Kyle Lohse seems primed for regression but recent history suggests otherwise. This is the third season in a row that Lohse has out-pitched his FIP. Last year, his season’s E-F was –0.65. It was –0.28 in 2011. The veteran’s E-F might tighten slightly but don’t expect his ERA to slip close to 4.50, as his FIP suggests.
Finally, Tom Gorzelanny has won himself a spot in the starting rotation after making three successful spot starts. According to E-F, Gorzelanny has the most ground to lose. Yet, last year, he ended the season with a –1.09 E-F from a 2.88 ERA and 3.97 FIP. Even if there’s some slippage, the Brewers would be bowled over if he posted anywhere near a 3.00 ERA from here to the finish.
On to the relievers —
First, the good news — Burke Badenhop has thrown better than his ERA suggests and Brandon Kintzler will continue to be extremely valuable out of the bullpen. If other relievers are traded, they will help stabilize the bullpen through the transition.

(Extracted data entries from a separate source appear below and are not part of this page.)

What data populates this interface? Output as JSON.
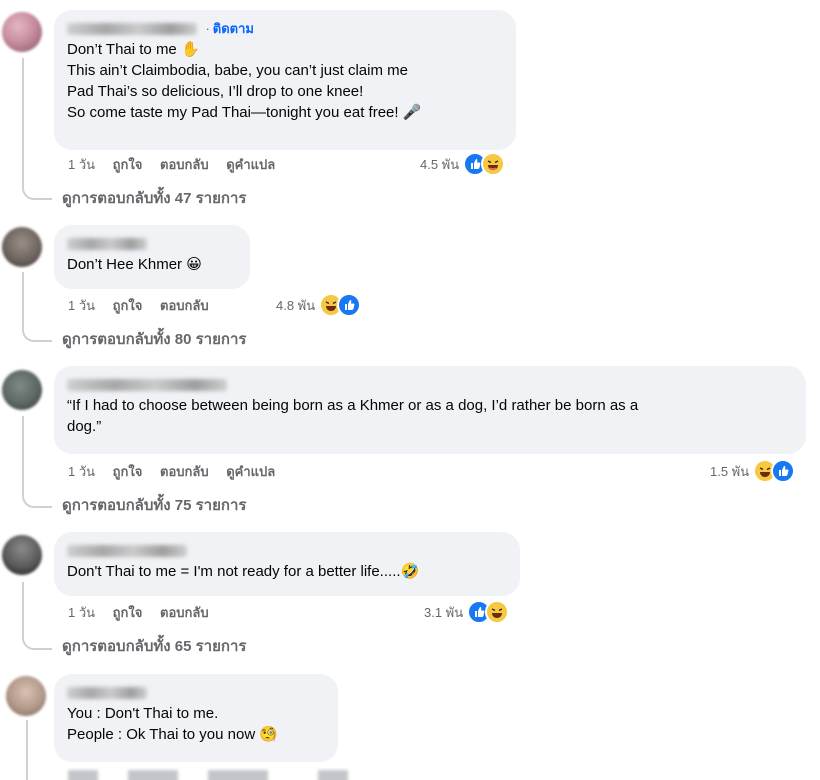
{
  "comments": [
    {
      "follow_label": "ติดตาม",
      "lines": [
        "Don’t Thai to me ✋",
        "This ain’t Claimbodia, babe, you can’t just claim me",
        "Pad Thai’s so delicious, I’ll drop to one knee!",
        "So come taste my Pad Thai—tonight you eat free! 🎤"
      ],
      "time": "1 วัน",
      "like": "ถูกใจ",
      "reply": "ตอบกลับ",
      "translate": "ดูคำแปล",
      "reaction_count": "4.5 พัน",
      "reactions": [
        "like-icon",
        "haha-icon"
      ],
      "replies": "ดูการตอบกลับทั้ง 47 รายการ"
    },
    {
      "lines": [
        "Don’t Hee Khmer 😀"
      ],
      "time": "1 วัน",
      "like": "ถูกใจ",
      "reply": "ตอบกลับ",
      "reaction_count": "4.8 พัน",
      "reactions": [
        "haha-icon",
        "like-icon"
      ],
      "replies": "ดูการตอบกลับทั้ง 80 รายการ"
    },
    {
      "lines": [
        "“If I had to choose between being born as a Khmer or as a dog, I’d rather be born as a",
        "dog.”"
      ],
      "time": "1 วัน",
      "like": "ถูกใจ",
      "reply": "ตอบกลับ",
      "translate": "ดูคำแปล",
      "reaction_count": "1.5 พัน",
      "reactions": [
        "haha-icon",
        "like-icon"
      ],
      "replies": "ดูการตอบกลับทั้ง 75 รายการ"
    },
    {
      "lines": [
        "Don't Thai to me = I'm not ready for a better life.....🤣"
      ],
      "time": "1 วัน",
      "like": "ถูกใจ",
      "reply": "ตอบกลับ",
      "reaction_count": "3.1 พัน",
      "reactions": [
        "like-icon",
        "haha-icon"
      ],
      "replies": "ดูการตอบกลับทั้ง 65 รายการ"
    },
    {
      "lines": [
        "You : Don't Thai to me.",
        "People : Ok Thai to you now 🧐"
      ]
    }
  ],
  "colors": {
    "bubble": "#f0f2f5",
    "meta_text": "#65676b",
    "follow_link": "#0866ff",
    "like_blue": "#1877f2",
    "haha_yellow": "#f7c842",
    "thread_line": "#ced0d4"
  }
}
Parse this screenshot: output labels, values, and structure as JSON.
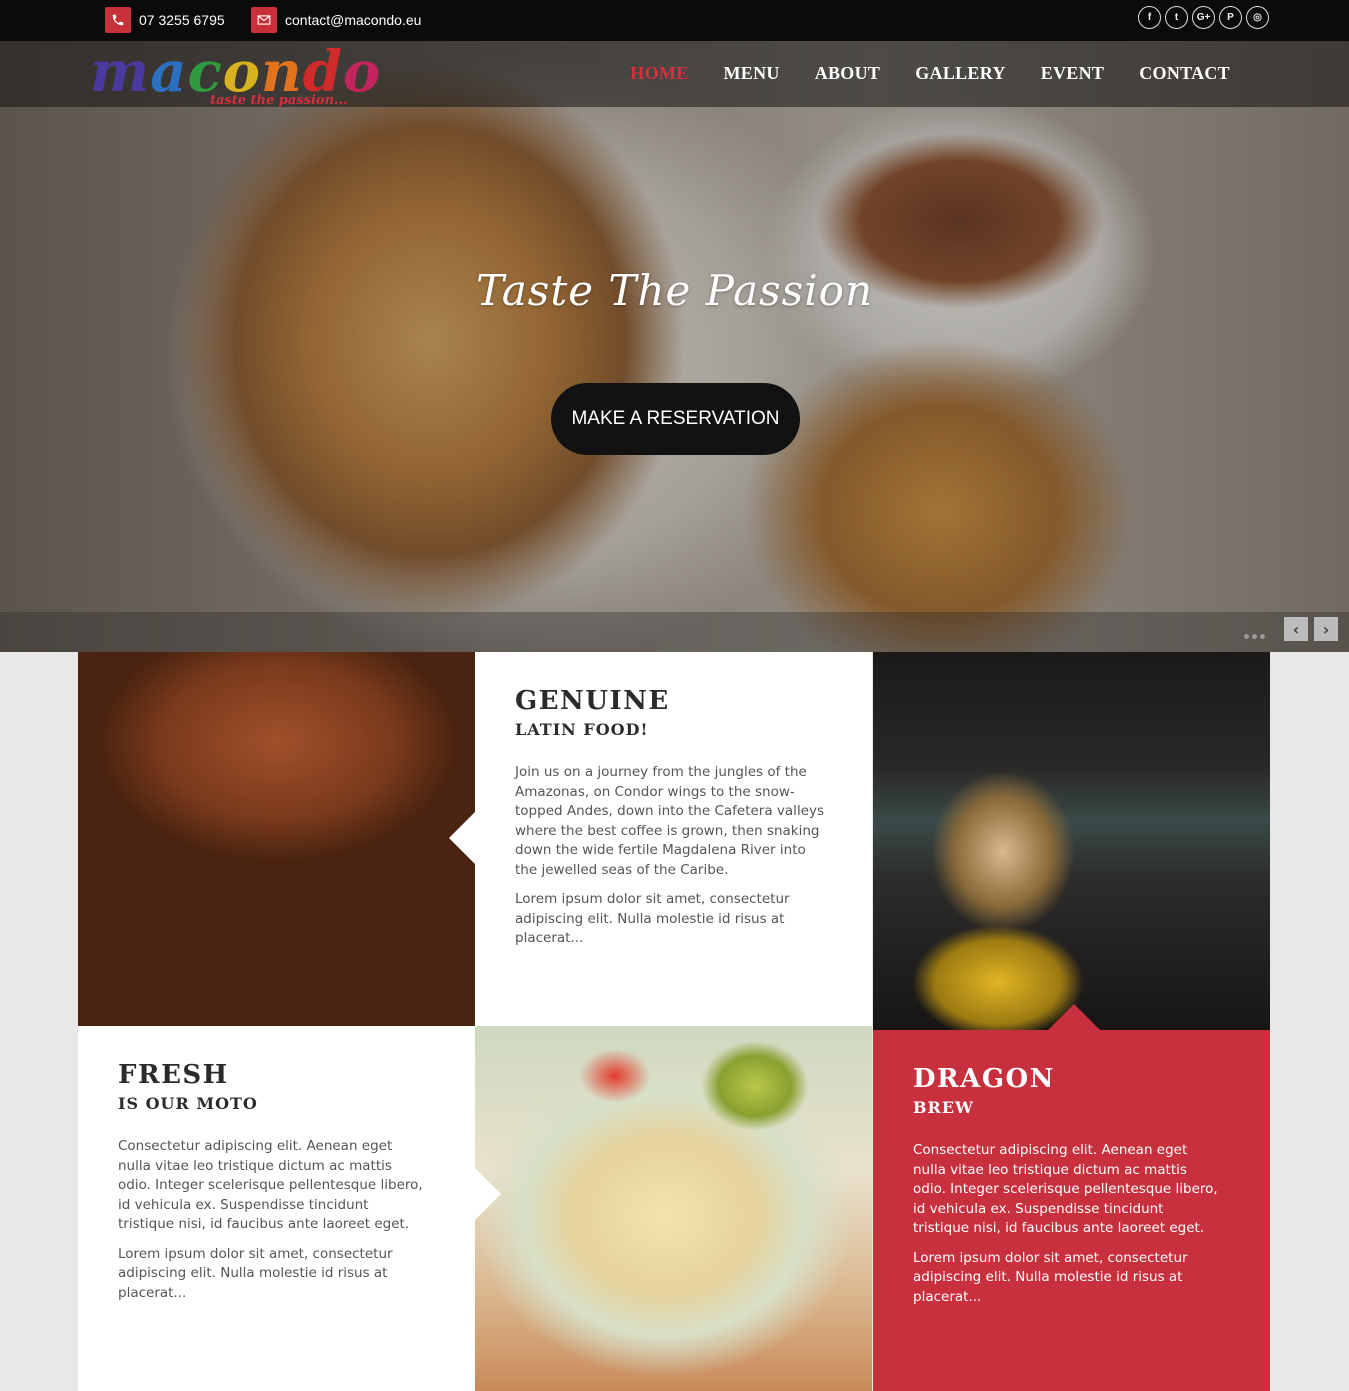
{
  "topbar": {
    "phone": "07 3255 6795",
    "email": "contact@macondo.eu",
    "socials": [
      {
        "icon": "facebook-icon",
        "glyph": "f"
      },
      {
        "icon": "twitter-icon",
        "glyph": "t"
      },
      {
        "icon": "google-plus-icon",
        "glyph": "G+"
      },
      {
        "icon": "pinterest-icon",
        "glyph": "P"
      },
      {
        "icon": "instagram-icon",
        "glyph": "◎"
      }
    ]
  },
  "logo": {
    "letters": [
      "m",
      "a",
      "c",
      "o",
      "n",
      "d",
      "o"
    ],
    "tagline": "taste the passion..."
  },
  "nav": {
    "items": [
      "HOME",
      "MENU",
      "ABOUT",
      "GALLERY",
      "EVENT",
      "CONTACT"
    ],
    "active": "HOME"
  },
  "hero": {
    "title": "Taste The Passion",
    "cta": "MAKE A RESERVATION",
    "prev": "‹",
    "next": "›"
  },
  "features": {
    "genuine": {
      "title": "GENUINE",
      "subtitle": "LATIN FOOD!",
      "p1": "Join us on a journey from the jungles of the Amazonas, on Condor wings to the snow-topped Andes, down into the Cafetera valleys where the best coffee is grown, then snaking down the wide fertile Magdalena River into the jewelled seas of the Caribe.",
      "p2": "Lorem ipsum dolor sit amet, consectetur adipiscing elit. Nulla molestie id risus at placerat..."
    },
    "fresh": {
      "title": "FRESH",
      "subtitle": "IS OUR MOTO",
      "p1": "Consectetur adipiscing elit. Aenean eget nulla vitae leo tristique dictum ac mattis odio. Integer scelerisque pellentesque libero, id vehicula ex. Suspendisse tincidunt tristique nisi, id faucibus ante laoreet eget.",
      "p2": "Lorem ipsum dolor sit amet, consectetur adipiscing elit. Nulla molestie id risus at placerat..."
    },
    "dragon": {
      "title": "DRAGON",
      "subtitle": "BREW",
      "p1": "Consectetur adipiscing elit. Aenean eget nulla vitae leo tristique dictum ac mattis odio. Integer scelerisque pellentesque libero, id vehicula ex. Suspendisse tincidunt tristique nisi, id faucibus ante laoreet eget.",
      "p2": "Lorem ipsum dolor sit amet, consectetur adipiscing elit. Nulla molestie id risus at placerat..."
    }
  },
  "colors": {
    "accent": "#c8303d",
    "topbar": "#0b0b0b",
    "cta_bg": "#121212"
  }
}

John Axford and Jim Henderson are due for a little regression, though Henderson’s numbers still suggest that he’ll be excellent. Both Axford and Henderson had problematic innings in Arizona before the all-star break. Don’t expect complete meltdowns but maybe just a few more bumps in the road.
Finally, the big worry for Brewers fans is that K-Rod will implode before the team can trade him. K-Rod’s E-F suggests that he has the farthest to fall, though a 3.06 FIP is still valuable. Of course, E-F isn’t predictive and sometimes players defy the numbers. Look at the amazing season Fernando Rodney put together for the Tampa Bay Rays in 2012.
The ERA stat was born in baseball’s earliest days. It’s a relatively simple calculation in comparison to FIP. Yet both, more often than not, end up in the same ballpark. A lot has changed in the game of baseball since ERA was introduced. It’s far from a perfect stat but it’s one of the game’s building blocks. The weight of one hundred years of data might have cracked it but it hasn’t crumbled.
Like it or not, ERA will still be the main stat that most baseball fans use to evaluate pitchers. For those of us willing to dig a bit deeper, ERA, like its place in baseball history, is but the first simple step down the path to truly understanding a pitcher’s impact on the game.